Tony ASHWORTH, Trench warfare, 1914 – 1918. The Live and Let Live System, London, Pan Books, 2000, 266 pages. [première édition 1980].L’ouvrage de Tony Ashworth, publié en anglais en 1980 et récemment réédité, gagnerait à être mieux connu de
certains historiens travaillant actuellement sur la Première Guerre mondiale. En
effet, l’historiographie de la Grande
Guerre semble dominée actuellement par une lecture très intellectualisée du
conflit. Celle-ci insiste sur la « brutalisation » des sociétés
européennes durant cette période. De plus, une prétendue « dictature »
du témoignage émanant des soldats, dès la guerre, après sa fin et jusqu’à une
époque récente, aurait caché le réel « consentement »
des combattants à se battre pour la défense du sol national, dans une croisade dont
le socle serait la haine de l’ennemi et de sa civilisation (1).

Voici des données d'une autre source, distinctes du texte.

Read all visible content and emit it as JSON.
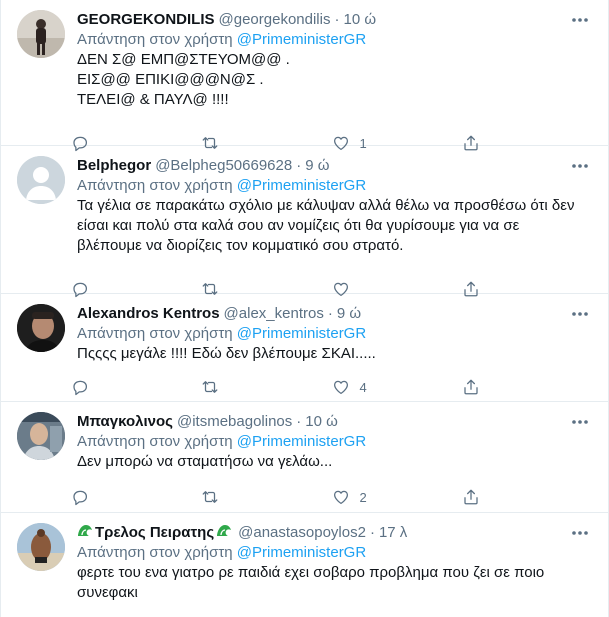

En quelques pages lumineuses, le
chercheur britannique apporte une toute autre vision de cette Grande Guerre
vécue par les combattants, dont on aimerait, près de quatre vint dix ans après,
saisir « l’incompréhensible» (2).
Sur le fond comme sur la forme, de
par les sources utilisées et la richesse de la problématique soulevée, l’auteur
donne une lecture pour le moins novatrice et pertinente de ce que fut
réellement la vie dans les tranchées durant la plus grande partie du conflit . Dans
la lignée des travaux de John KEEGAN (3),
ASHWORTH propose une approche sociologique et psychologique de la guerre, « basées
sur l’expérience directe des soldats au combat ». La guerre est alors abordée comme un système d’échange, où les
hommes, les combattants en particulier, jouent un rôle majeur.
D’emblée,
l’auteur nous fait pénétrer au cœur de l’organisation des armées durant la
Grande Guerre, en particulier dans celle
du corps expéditionnaire britannique (B.E.F.) sur lequel porte une grande
partie de son étude (p.7). Après avoir rappelé les étapes qui ont conduit à la
mise en place d’un front stable et enterré en 1914, il entreprend une description des réseaux
complexes de tranchées et la vie matérielle des combattants, ce qui permet au lecteur de pouvoir suivre ensuite le
cheminement intellectuel de l’historien au fil de douze chapitres au contenu
stimulant, en se familiarisant avec l’environnement traditionnel du combattant
des tranchées hors des grandes offensives. Et là réside un des intérêts de
cette étude : l’attention portée par l’historien à la guerre des tranchées
ou « trench warfare » dans ce qu’elle a de « routinière », quotidienne, mais en
ce qu’elle correspond à une expérience fondamentale non dénuée de violence,
largement partagée par les combattants.
Afin d’approcher au plus près cet univers quelque peu délaissé par ses
prédécesseurs , ASHWORTH s’emploie à utiliser des sources spécifiques : ce
qu’il appelle les « primary sources » ou sources directes. « (…)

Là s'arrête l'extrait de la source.